Pointing the gun, watching him, she stepped gingerly through the rubble. When she’d cleared the worst of it she picked up her pace, heading for the garden side of the monastery. As she passed his position, she rotated to keep her eyes and gun on him, sidestepping, then walking backward.
At the end of the great wall, she stepped back into the shadows and disappeared. Owen kept his pistol aimed at the spot and slowly made his way toward the entrance.
As Jagger lowered his head and closed his eyes, the bells continued to resonate in his mind, clanging unmusically, pounding, settling into an unwavering, high-pitched tone, a scream sustained through eternity.
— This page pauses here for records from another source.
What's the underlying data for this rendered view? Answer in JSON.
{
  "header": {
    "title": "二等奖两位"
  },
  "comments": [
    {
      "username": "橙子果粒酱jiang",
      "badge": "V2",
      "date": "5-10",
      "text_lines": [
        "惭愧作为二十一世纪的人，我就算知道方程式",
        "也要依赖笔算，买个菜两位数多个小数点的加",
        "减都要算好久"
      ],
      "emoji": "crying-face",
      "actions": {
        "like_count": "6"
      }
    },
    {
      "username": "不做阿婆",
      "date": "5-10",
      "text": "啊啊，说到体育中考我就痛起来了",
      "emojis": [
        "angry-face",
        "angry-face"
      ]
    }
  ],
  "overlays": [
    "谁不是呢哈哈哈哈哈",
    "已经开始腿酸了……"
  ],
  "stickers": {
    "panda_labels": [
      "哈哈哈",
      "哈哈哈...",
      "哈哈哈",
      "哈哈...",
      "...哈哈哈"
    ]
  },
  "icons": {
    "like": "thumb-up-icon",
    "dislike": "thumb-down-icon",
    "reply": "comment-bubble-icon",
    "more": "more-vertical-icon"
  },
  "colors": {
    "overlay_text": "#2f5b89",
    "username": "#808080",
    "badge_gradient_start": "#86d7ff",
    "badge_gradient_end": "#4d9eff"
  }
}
Something touched his head, and he raised it. Tyler was looking at him, through him, with unfocused eyes. His son’s hand slowly smoothed the hair on the back of Jagger’s head, caressing it. He coughed, too quietly to penetrate the scream that filled Jagger’s skull.
Jagger said something-Tyler’s name, soothing assurances-but the scream stole his voice as well. Then other sounds did break through, rhythmic pulses, as if from a variety of drums scattered around a pitch-black stadium: his heartbeat, footsteps pounding and echoing in the monastery, the thu-thu-thu of a helicopter’s rotors.
They’re leaving, he thought. What he wouldn’t have given at that moment for a rocket launcher. But he’d give more, he’d give everything, to save his son-to move and get him help. Move! Scratching in a deep recess of his brain, like a fingernail, was the thought that if he just stayed there, if he continued to simply hold his boy, time would stop, the badness would stop. Hit the pause button, freeze-frame this moment forever, the two of them holding each other, and what would happen next never would.
But if he moved-if he did the very thing he knew he had to, what every cell in his body except that scratching fingernail screamed at him to do-then the movie would go on, fast-motion, rushing to events he didn’t want to experience.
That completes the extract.